Baryon number violating scatterings in laboratories

Earlier estimates have argued that the baryon number violating scattering cross section in the laboratory is exponentially small so it will never be observed, even for incoming 2-particle energy well above the sphaleron energy of 9 TeV. However, we argue in Ref. [1] that, due to the periodic nature of the sphaleron potential, the event rate for energies above the sphaleron energy may be high enough to be observed in the near future. That is, there is a discrepancy of about 70 orders of magnitude between the two estimates.
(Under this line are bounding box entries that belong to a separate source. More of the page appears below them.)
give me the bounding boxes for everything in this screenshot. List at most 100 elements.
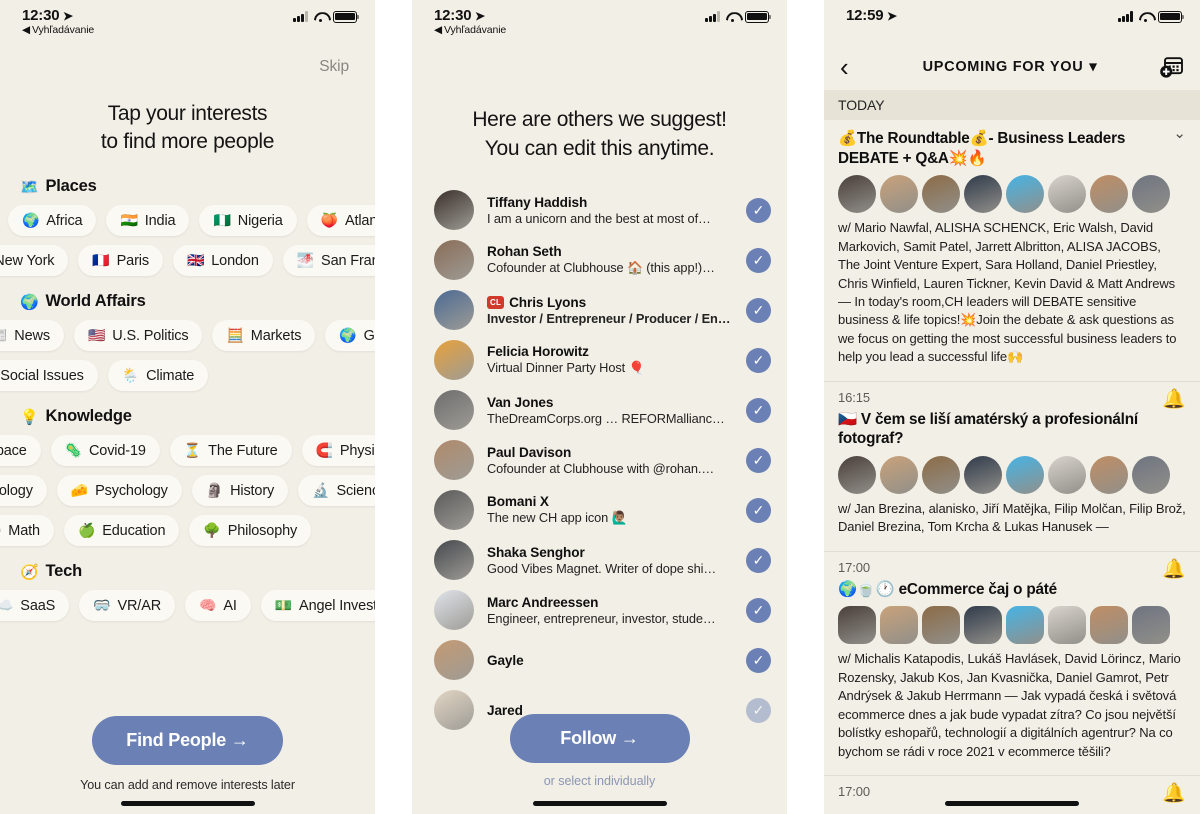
wifi-icon [725, 11, 740, 23]
suggested-person-row[interactable]: Paul Davison Cofounder at Clubhouse with … [434, 435, 771, 485]
interest-pill[interactable]: 🇳🇬 Nigeria [199, 205, 297, 237]
suggested-person-row[interactable]: Shaka Senghor Good Vibes Magnet. Writer o… [434, 535, 771, 585]
avatar [434, 640, 474, 681]
calendar-plus-icon[interactable] [1152, 55, 1184, 79]
interest-emoji-icon: 🦠 [64, 442, 82, 459]
speaker-avatar [1006, 455, 1044, 494]
interest-pill[interactable]: 🧬Biology [0, 475, 47, 507]
interest-pill[interactable]: 🌍 Africa [8, 205, 97, 237]
interest-pill[interactable]: 🇫🇷 Paris [78, 245, 163, 277]
speaker-avatar [922, 455, 960, 494]
person-bio: Engineer, entrepreneur, investor, stude… [487, 610, 716, 626]
person-text: Felicia Horowitz Virtual Dinner Party Hos… [487, 344, 733, 376]
skip-button[interactable]: Skip [319, 58, 349, 76]
status-bar-3: 12:59 ➤ [824, 0, 1200, 44]
find-people-button[interactable]: Find People → [92, 716, 283, 765]
follow-button[interactable]: Follow → [509, 714, 690, 763]
event-card[interactable]: 💰The Roundtable💰- Business Leaders DEBAT… [824, 120, 1200, 381]
bell-icon[interactable]: 🔔 [1162, 784, 1186, 803]
select-individually-link[interactable]: or select individually [412, 774, 787, 788]
interest-emoji-icon: ➗ [0, 522, 1, 539]
select-person-checkmark[interactable]: ✓ [746, 447, 771, 473]
interest-label: Markets [250, 327, 302, 344]
suggested-person-row[interactable]: Rohan Seth Cofounder at Clubhouse 🏠 (this… [434, 235, 771, 285]
interest-pill[interactable]: ⏳ The Future [169, 435, 292, 467]
interest-pill[interactable]: 🍏 Education [63, 515, 180, 547]
status-back-link-2[interactable]: ◀ Vyhľadávanie [434, 24, 506, 36]
interest-pill[interactable]: 🧲 Physics [301, 435, 375, 467]
interest-emoji-icon: 🇳🇬 [213, 212, 231, 229]
interest-emoji-icon: 🌁 [296, 252, 315, 269]
upcoming-navbar: ‹ UPCOMING FOR YOU ▾ [824, 44, 1200, 90]
interest-label: AI [223, 597, 237, 614]
chevron-left-icon[interactable]: ‹ [840, 54, 868, 80]
interest-pill[interactable]: 🗿 History [191, 475, 289, 507]
person-name: Bomani X [487, 494, 549, 510]
interest-emoji-icon: 🇬🇧 [186, 252, 205, 269]
suggested-person-row[interactable]: Van Jones TheDreamCorps.org … REFORMallia… [434, 385, 771, 435]
event-card[interactable]: 16:15 🔔 🇨🇿 V čem se liší amatérský a profe… [824, 380, 1200, 551]
interest-pill[interactable]: 🌦️ Climate [107, 360, 209, 392]
interest-pill[interactable]: 🚀Space [0, 435, 41, 467]
suggested-person-row[interactable]: Felicia Horowitz Virtual Dinner Party Hos… [434, 335, 771, 385]
select-person-checkmark[interactable]: ✓ [746, 647, 771, 673]
interest-label: New York [0, 252, 55, 269]
interest-emoji-icon: 🇫🇷 [92, 252, 110, 269]
status-back-link-1[interactable]: ◀ Vyhľadávanie [22, 24, 94, 36]
speaker-avatar [922, 175, 960, 214]
bell-icon[interactable]: 🔔 [1162, 560, 1186, 579]
interest-pill[interactable]: 🦠 Covid-19 [50, 435, 160, 467]
select-person-checkmark[interactable]: ✓ [746, 347, 771, 373]
interest-pill[interactable]: 🌳 Philosophy [189, 515, 312, 547]
select-person-checkmark[interactable]: ✓ [746, 247, 771, 273]
select-person-checkmark[interactable]: ✓ [746, 397, 771, 423]
home-indicator-2 [532, 801, 667, 806]
interest-pill[interactable]: 🌁 San Francisco [282, 245, 375, 277]
interest-emoji-icon: 🌳 [203, 522, 221, 539]
person-bio: I am a unicorn and the best at most of… [487, 210, 711, 226]
person-name-row: CL Chris Lyons [487, 295, 733, 310]
person-text: Paul Davison Cofounder at Clubhouse with … [487, 445, 733, 476]
interest-pill[interactable]: 🔬 Science [298, 475, 375, 507]
interest-pill[interactable]: 🍑 Atlanta [306, 205, 375, 237]
bell-icon[interactable]: 🔔 [1162, 390, 1186, 409]
event-title: 💰The Roundtable💰- Business Leaders DEBAT… [838, 130, 1126, 167]
person-name-row: Felicia Horowitz [487, 344, 733, 359]
interest-pill[interactable]: 📰 News [0, 320, 64, 352]
home-indicator-1 [120, 801, 255, 806]
select-person-checkmark[interactable]: ✓ [746, 597, 771, 623]
interest-pill-row: 🚀Space 🦠 Covid-19 ⏳ The Future 🧲 Physics [0, 435, 375, 467]
headline-line-1: Tap your interests [107, 102, 268, 125]
interest-label: Physics [339, 442, 375, 459]
interest-emoji-icon: 🧲 [315, 442, 333, 459]
interest-pill[interactable]: 💵 Angel Investing [260, 590, 375, 622]
suggested-person-row[interactable]: CL Chris Lyons Investor / Entrepreneur / P… [434, 285, 771, 335]
upcoming-title[interactable]: UPCOMING FOR YOU ▾ [923, 59, 1098, 75]
collapse-chevron-icon[interactable]: ⌄ [1173, 124, 1186, 142]
interest-pill[interactable]: 🥽 VR/AR [79, 590, 176, 622]
interest-pill[interactable]: 🇬🇧 London [172, 245, 273, 277]
suggested-person-row[interactable]: Marc Andreessen Engineer, entrepreneur, i… [434, 585, 771, 635]
interest-pill[interactable]: 🗽New York [0, 245, 69, 277]
interest-pill[interactable]: ➗ Math [0, 515, 54, 547]
interest-pill[interactable]: 🇺🇸 U.S. Politics [73, 320, 203, 352]
suggested-person-row[interactable]: Tiffany Haddish I am a unicorn and the be… [434, 185, 771, 235]
person-name-row: Tiffany Haddish [487, 195, 733, 210]
select-person-checkmark[interactable]: ✓ [746, 547, 771, 573]
suggested-person-row[interactable]: Bomani X The new CH app icon 🙋🏽‍♂️ ✓ [434, 485, 771, 535]
interest-pill[interactable]: 🧀 Psychology [56, 475, 182, 507]
event-card[interactable]: 17:00 🔔 [824, 775, 1200, 814]
event-card[interactable]: 17:00 🔔 🌍🍵🕐 eCommerce čaj o páté w/ Michali… [824, 550, 1200, 775]
select-person-checkmark[interactable]: ✓ [746, 297, 771, 323]
interest-pill[interactable]: 👥Social Issues [0, 360, 98, 392]
select-person-checkmark[interactable]: ✓ [746, 197, 771, 223]
interest-pill[interactable]: 🧮 Markets [212, 320, 316, 352]
suggested-person-row[interactable]: Gayle ✓ [434, 635, 771, 685]
interest-pill[interactable]: ☁️ SaaS [0, 590, 70, 622]
interest-pill[interactable]: 🇮🇳 India [106, 205, 190, 237]
person-text: Rohan Seth Cofounder at Clubhouse 🏠 (this… [487, 244, 733, 276]
person-bio: The new CH app icon 🙋🏽‍♂️ [487, 510, 628, 526]
interest-pill[interactable]: 🌍 Geopolitics [325, 320, 375, 352]
interest-pill[interactable]: 🧠 AI [185, 590, 251, 622]
select-person-checkmark[interactable]: ✓ [746, 497, 771, 523]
Here we argue why and how the multisphaleron processes are crucial to the event rate estimate, a very important “resonant tunneling” property that has not been taken into account before. We also summarize the input assumptions and arguments adopted in our estimate when compared to the earlier estimates.

Figure 1

An example of how two hard incoming W bosons can give up their energy to a sphaleron. In the “few-to-many” process, each additional W boson costs a power of the gauge coupling $g$ while its coupling to the left sphaleron (denoted by the shaded disc) gains back a factor of $g^{-1}$. For a W boson propagating between 2 sphalerons, we gain a factor of $1/g^2$ for an off-shell boson and a factor of $1/g^4$ for an on-shell boson. The solid lines stand for the fermions.

Figure 2

The magnitude of $F_0=-{\alpha }_W\log (T)/2\pi$, where $T$ is the transmission coefficient, as a function of the simple harmonic oscillator frequency $\omega$ and the energy $E$. There is no tunneling suppression when $F_0=0$. The blue curve is for the $a=1,\omega \to \infty$ case, where $F_0=0$ at $E=E_{\text{sph}}$, which roughly coincides with the $a=0,\omega \to 0$ case. The orange curve is for the $a^2=2,\omega \to 0$ case where $F_0=0$ at $E=3E_{\text{sph}}$ [28]. The solid green curve is for the $a^2=5,\omega \to 0$ case where $F_0=0$ at $E=6E_{\text{sph}}$. The red dash curve and black dot-dashed lower bound are from the numerical calculation in Ref. [15].

Figure 3

A sketch of the extended Brillouin zone scheme for $E(k,K_1)$ versus $p=v(k+K_1)$. The height of the sphaleron potential is $E_{\text{sph}}=9.1\mathrm{TeV}$ (before turning on the $U(1)$ hypercharge coupling). Note that the bands follow the parabolic curve $\mathcal{E}=p^2/2m$ for $E>E_{\text{sph}}=9.1\mathrm{TeV}$. Turning on the $U(1)$ hypercharge will lower the sphaleron mass from 9.1 to 9.0 TeV.

Figure 4

The 3 regions, $A$, $B$ and $C$, separated by two identical potential barriers. The dashed lines are 2 of the possible paths in the path integral going from $A$ to $C$. If, for the right energy, the extra round trip in region $B$ attains a $2\pi$ phase for the top path, there are infinitely many paths with multiple round trips in region $B$ contributing to a coherent sum. This is the resonant tunneling phenomenon, which can overcome the exponential tunneling suppression to yield a transmission coefficient $T\to 1$ in QM.